On-premise and cloud solutions for [4 different company products] were designed to address the industry's challenges [specific challenges removed]. While these four products share similar goals, they don't share the same recognizable UI patterns and don't leverage consistency that makes it easy for customers to navigate as they switch between products. The company is fully committed to aligning these products, recognizing it as a scaling pathway for consumers from entry-level to enterprise solutions. This commitment ensures that our customers will have a seamless experience across all our products.

Innovation

From Artificial Intelligence, Big Data, 3-D Printing, Mixed Reality, and other technological advances, the world is changing all around us all the time, as are buyers. Yet, one core fundamental hasn't changed: buyers spend money on solutions that satisfy their problems. These often come in little ways that are easy to adopt. Incremental innovations, when combined, can lead to significant advancements. We don't always need grand, revolutionary ideas; sometimes, small, incremental changes can make a big difference. Outdated information, changing landscapes, and marketing opportunities require the evolution of our products and processes.
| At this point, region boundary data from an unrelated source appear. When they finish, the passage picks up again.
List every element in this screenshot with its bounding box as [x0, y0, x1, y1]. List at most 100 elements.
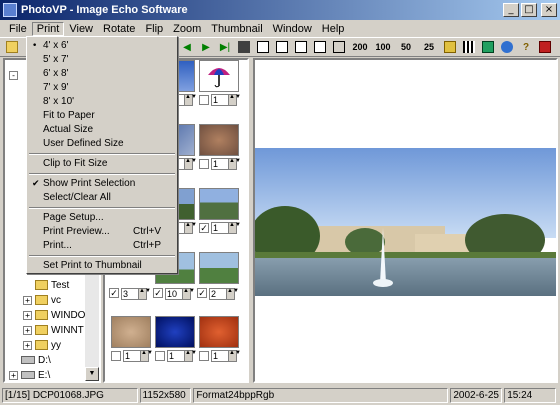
- menu-item-show-print-selection[interactable]: ✔ Show Print Selection: [29, 177, 175, 191]
- menu-item-fit-to-paper[interactable]: Fit to Paper: [29, 109, 175, 123]
- print-checkbox[interactable]: [111, 351, 121, 361]
- print-checkbox[interactable]: [155, 351, 165, 361]
- app-icon[interactable]: [3, 3, 17, 17]
- print-checkbox[interactable]: ✓: [197, 288, 207, 298]
- layout-icon: [314, 41, 326, 53]
- menu-item-page-setup[interactable]: Page Setup...: [29, 211, 175, 225]
- copies-stepper[interactable]: 10 ▲▼: [165, 288, 195, 300]
- thumbnail[interactable]: 1▲▼: [199, 60, 241, 108]
- copies-stepper[interactable]: 1▲▼: [123, 350, 153, 362]
- filmstrip-button[interactable]: [236, 39, 252, 55]
- collapse-icon[interactable]: -: [9, 70, 18, 80]
- open-folder-icon: [6, 41, 18, 53]
- print-checkbox[interactable]: ✓: [153, 288, 163, 298]
- maximize-button[interactable]: □: [521, 3, 537, 17]
- grid-view-button[interactable]: [461, 39, 477, 55]
- tree-item-drive-d[interactable]: D:\: [21, 353, 51, 367]
- copies-stepper[interactable]: 1▲▼: [211, 222, 241, 234]
- preview-photo: [255, 148, 556, 296]
- menu-item-clip-to-fit[interactable]: Clip to Fit Size: [29, 157, 175, 171]
- layout-2-button[interactable]: [274, 39, 290, 55]
- layout-icon: [295, 41, 307, 53]
- menu-item-4x6[interactable]: • 4' x 6': [29, 39, 175, 53]
- print-checkbox[interactable]: [199, 159, 209, 169]
- thumbnail-image: [155, 316, 195, 348]
- menu-help[interactable]: Help: [317, 22, 350, 36]
- menu-separator: [29, 207, 175, 209]
- next-image-button[interactable]: ▶: [198, 39, 214, 55]
- expand-icon[interactable]: +: [23, 310, 32, 320]
- tree-expander-row[interactable]: -: [9, 68, 21, 82]
- zoom-200-button[interactable]: 200: [350, 39, 370, 55]
- tree-item-yy[interactable]: + yy: [23, 338, 61, 352]
- layout-1-button[interactable]: [255, 39, 271, 55]
- menu-item-user-defined-size[interactable]: User Defined Size: [29, 137, 175, 151]
- expand-icon[interactable]: +: [23, 340, 32, 350]
- globe-button[interactable]: [499, 39, 515, 55]
- menu-separator: [29, 173, 175, 175]
- copies-stepper[interactable]: 2 ▲▼: [209, 288, 239, 300]
- tree-item-label: yy: [51, 339, 61, 351]
- thumbnail[interactable]: 1▲▼: [111, 316, 153, 364]
- last-image-button[interactable]: ▶|: [217, 39, 233, 55]
- menu-item-set-print-to-thumbnail[interactable]: Set Print to Thumbnail: [29, 259, 175, 273]
- thumbnail-view-button[interactable]: [442, 39, 458, 55]
- menu-window[interactable]: Window: [268, 22, 317, 36]
- menu-file[interactable]: File: [4, 22, 32, 36]
- print-checkbox[interactable]: [199, 351, 209, 361]
- scroll-down-button[interactable]: ▼: [85, 367, 99, 381]
- thumbnail[interactable]: 1▲▼: [155, 316, 197, 364]
- expand-icon[interactable]: +: [23, 295, 32, 305]
- copies-stepper[interactable]: 1▲▼: [211, 350, 241, 362]
- image-view-button[interactable]: [480, 39, 496, 55]
- thumbnail[interactable]: 1▲▼: [199, 316, 241, 364]
- copies-stepper[interactable]: 1▲▼: [167, 350, 197, 362]
- print-checkbox[interactable]: ✓: [199, 223, 209, 233]
- copies-stepper[interactable]: 1▲▼: [211, 94, 241, 106]
- expand-icon[interactable]: +: [9, 370, 18, 380]
- menu-item-actual-size[interactable]: Actual Size: [29, 123, 175, 137]
- menu-thumbnail[interactable]: Thumbnail: [206, 22, 267, 36]
- print-checkbox[interactable]: [199, 95, 209, 105]
- menu-flip[interactable]: Flip: [140, 22, 168, 36]
- zoom-100-button[interactable]: 100: [373, 39, 393, 55]
- exit-button[interactable]: [537, 39, 553, 55]
- menu-item-print[interactable]: Print... Ctrl+P: [29, 239, 175, 253]
- tree-item-test[interactable]: Test: [35, 278, 69, 292]
- tree-item-drive-e[interactable]: + E:\: [9, 368, 50, 381]
- print-checkbox[interactable]: ✓: [109, 288, 119, 298]
- menu-view[interactable]: View: [64, 22, 98, 36]
- menu-item-6x8[interactable]: 6' x 8': [29, 67, 175, 81]
- zoom-25-button[interactable]: 25: [419, 39, 439, 55]
- menu-item-8x10[interactable]: 8' x 10': [29, 95, 175, 109]
- thumbnail[interactable]: ✓ 1 ▲▼: [199, 188, 241, 236]
- folder-icon: [35, 325, 48, 335]
- minimize-button[interactable]: _: [503, 3, 519, 17]
- menu-item-select-clear-all[interactable]: Select/Clear All: [29, 191, 175, 205]
- copies-stepper[interactable]: 3 ▲▼: [121, 288, 151, 300]
- menu-zoom[interactable]: Zoom: [168, 22, 206, 36]
- last-icon: ▶|: [219, 41, 231, 53]
- menu-item-5x7[interactable]: 5' x 7': [29, 53, 175, 67]
- fit-window-button[interactable]: [331, 39, 347, 55]
- layout-icon: [257, 41, 269, 53]
- image-preview[interactable]: [253, 58, 558, 383]
- zoom-50-button[interactable]: 50: [396, 39, 416, 55]
- thumbnail[interactable]: 1▲▼: [199, 124, 241, 172]
- layout-4-button[interactable]: [312, 39, 328, 55]
- exit-icon: [539, 41, 551, 53]
- tree-item-vc[interactable]: + vc: [23, 293, 61, 307]
- layout-3-button[interactable]: [293, 39, 309, 55]
- close-button[interactable]: ×: [541, 3, 557, 17]
- help-button[interactable]: ?: [518, 39, 534, 55]
- menu-rotate[interactable]: Rotate: [98, 22, 140, 36]
- menu-item-7x9[interactable]: 7' x 9': [29, 81, 175, 95]
- menu-item-print-preview[interactable]: Print Preview... Ctrl+V: [29, 225, 175, 239]
- copies-stepper[interactable]: 1▲▼: [211, 158, 241, 170]
- previous-image-button[interactable]: ◀: [179, 39, 195, 55]
- menu-print[interactable]: Print: [31, 21, 65, 36]
- open-folder-button[interactable]: [4, 39, 20, 55]
- fit-icon: [333, 41, 345, 53]
- tree-item-winnt[interactable]: + WINNT: [23, 323, 84, 337]
- expand-icon[interactable]: +: [23, 325, 32, 335]
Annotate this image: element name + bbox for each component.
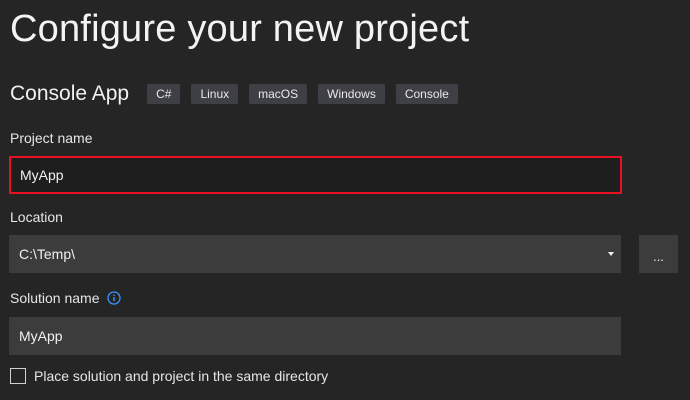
tag-platform-macos: macOS — [249, 84, 308, 104]
page-title: Configure your new project — [10, 8, 470, 50]
tag-platform-windows: Windows — [318, 84, 385, 104]
configure-project-page: Configure your new project Console App C… — [0, 0, 690, 400]
tag-platform-linux: Linux — [191, 84, 239, 104]
same-directory-option[interactable]: Place solution and project in the same d… — [10, 368, 328, 384]
same-directory-checkbox[interactable] — [10, 368, 26, 384]
location-combobox[interactable]: C:\Temp\ — [9, 235, 621, 273]
chevron-down-icon[interactable] — [608, 252, 614, 256]
same-directory-label[interactable]: Place solution and project in the same d… — [34, 368, 328, 384]
template-summary: Console App C# Linux macOS Windows Conso… — [10, 80, 469, 108]
tag-language: C# — [147, 84, 181, 104]
info-icon[interactable] — [106, 291, 121, 305]
project-name-label: Project name — [10, 130, 93, 146]
location-label: Location — [10, 209, 63, 225]
project-name-input[interactable] — [9, 156, 622, 194]
location-value: C:\Temp\ — [19, 246, 76, 262]
solution-name-label: Solution name — [10, 290, 100, 306]
browse-button[interactable]: ... — [639, 235, 678, 273]
solution-name-label-row: Solution name — [10, 290, 121, 306]
tag-project-type: Console — [395, 84, 458, 104]
solution-name-input[interactable] — [9, 317, 621, 355]
template-name: Console App — [10, 82, 130, 105]
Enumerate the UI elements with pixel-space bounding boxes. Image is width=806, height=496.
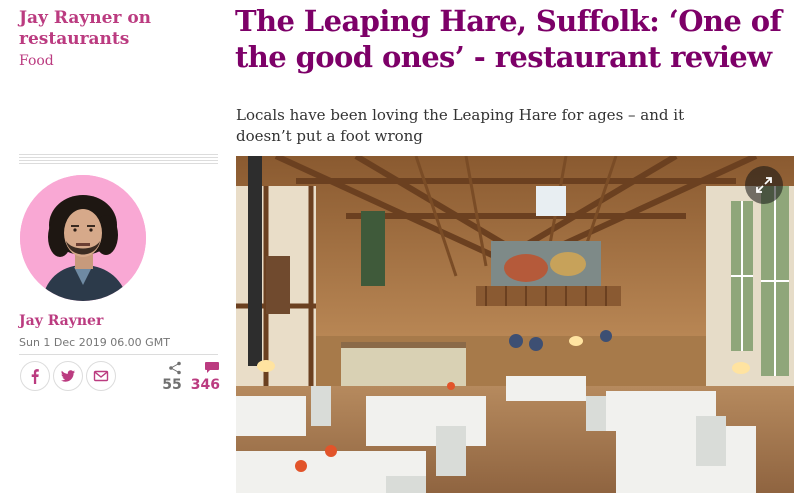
expand-image-button[interactable] (745, 166, 783, 204)
hero-image[interactable] (236, 156, 794, 493)
standfirst: Locals have been loving the Leaping Hare… (236, 106, 685, 145)
section-link[interactable]: Food (19, 53, 219, 69)
headline: The Leaping Hare, Suffolk: ‘One of the g… (235, 4, 782, 74)
expand-icon (756, 177, 772, 193)
comment-icon (205, 362, 219, 373)
share-twitter-button[interactable] (53, 361, 83, 391)
publish-date: Sun 1 Dec 2019 06.00 GMT (19, 336, 170, 349)
meta-divider (19, 354, 218, 355)
share-facebook-button[interactable] (20, 361, 50, 391)
share-count-value: 55 (162, 377, 182, 393)
avatar (20, 175, 146, 301)
share-icon (168, 361, 181, 375)
comment-count[interactable]: 346 (191, 360, 220, 394)
twitter-icon (61, 370, 75, 382)
share-count: 55 (162, 360, 182, 394)
comment-count-value[interactable]: 346 (191, 376, 220, 394)
author-portrait (20, 175, 146, 301)
author-name[interactable]: Jay Rayner (19, 313, 103, 329)
restaurant-interior-photo (236, 156, 794, 493)
share-email-button[interactable] (86, 361, 116, 391)
email-icon (93, 370, 109, 382)
facebook-icon (31, 369, 39, 384)
series-header: Jay Rayner on restaurants Food (19, 0, 219, 69)
series-title[interactable]: Jay Rayner on restaurants (19, 8, 219, 50)
divider (19, 154, 218, 166)
article-counts: 55 346 (162, 360, 220, 394)
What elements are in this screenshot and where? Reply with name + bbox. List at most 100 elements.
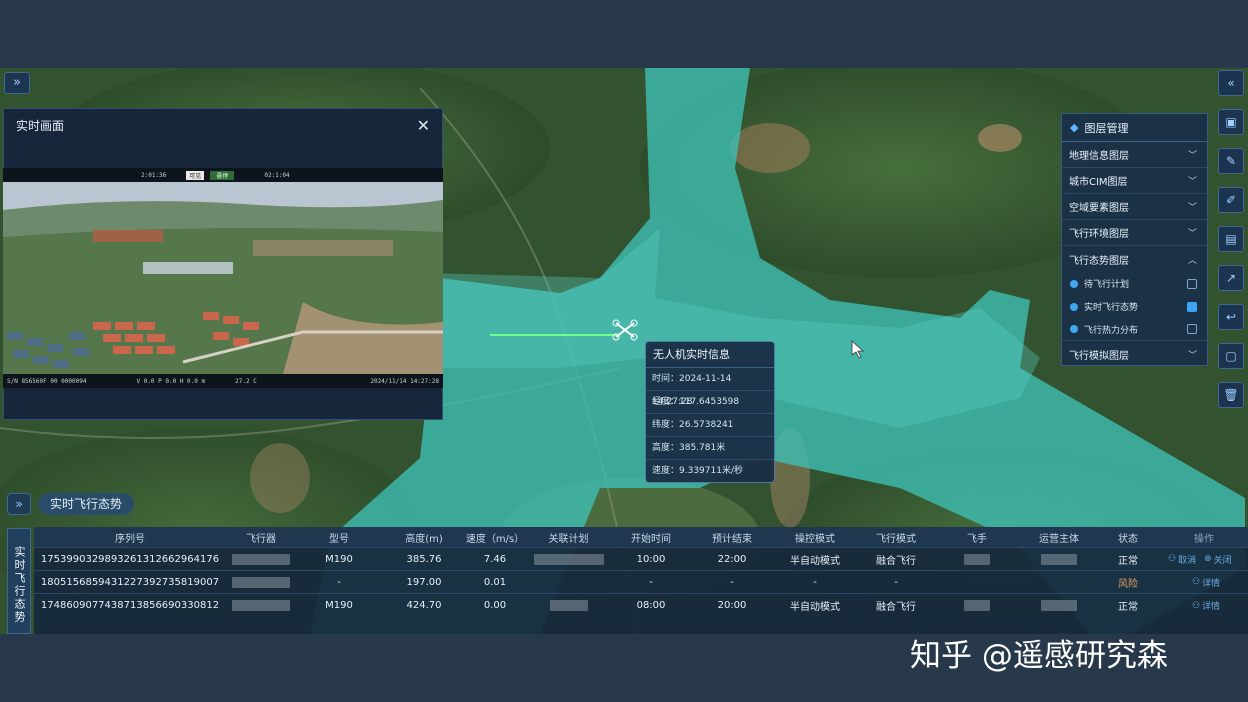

This is the era of agile product development. Spending years, quarters, or months to disrupt the landscape with high-adoptability innovative solutions is too slow. Heavily prescriptive frameworks that lack speed and flexibility retards fast-scale growth. It shouldn't take an MBA to understand and execute these frameworks. The speed of innovation is crucial, and the framework/process is streamlined: Gather, Define, Ideate, Refine, Prototype, Test, then repeat - whether using a Double Diamond or Design Sprints.

Actual Challenge

The Company needs to hunt opportunities within the TAM of our vertical with adaptive innovations that solve customers’ needs at business scalability. In other words, build solutions that customers will buy because it solves their consistent pain points and frustrations.

Premise

Our current robust frameworks are designed to help OpCos identify valuable problems in strategically essential segments and create plans to solve them in meaningful, differentiated, and defensible ways. However, their density and extended program cycle can be challenging to implement and adapt at today’s speed of innovation that many other companies leverage. Distilling down to the core methods that also align with lightweight, streamlined processes like Google Venture’s Design Sprints Design Thinking or Double Diamond Model, it’s a lightweight version of our current framework. As a data-driven organization, The Company leads the market only when utilizing quantitative and qualitative research methods to understand the attitudes and behaviors of organizational teams and unique customer segments. This aids in developing best-in-class engagement strategies and solutions. The success of this proposal begins with The Company forming a Tiger team consisting of four members to move through the process efficiently. The Tiger Team (TT) has three main directives. Listen: listen and learn. Connect: connect people, processes, and products. Innovate: provide fresh, engaging perspectives on initiatives.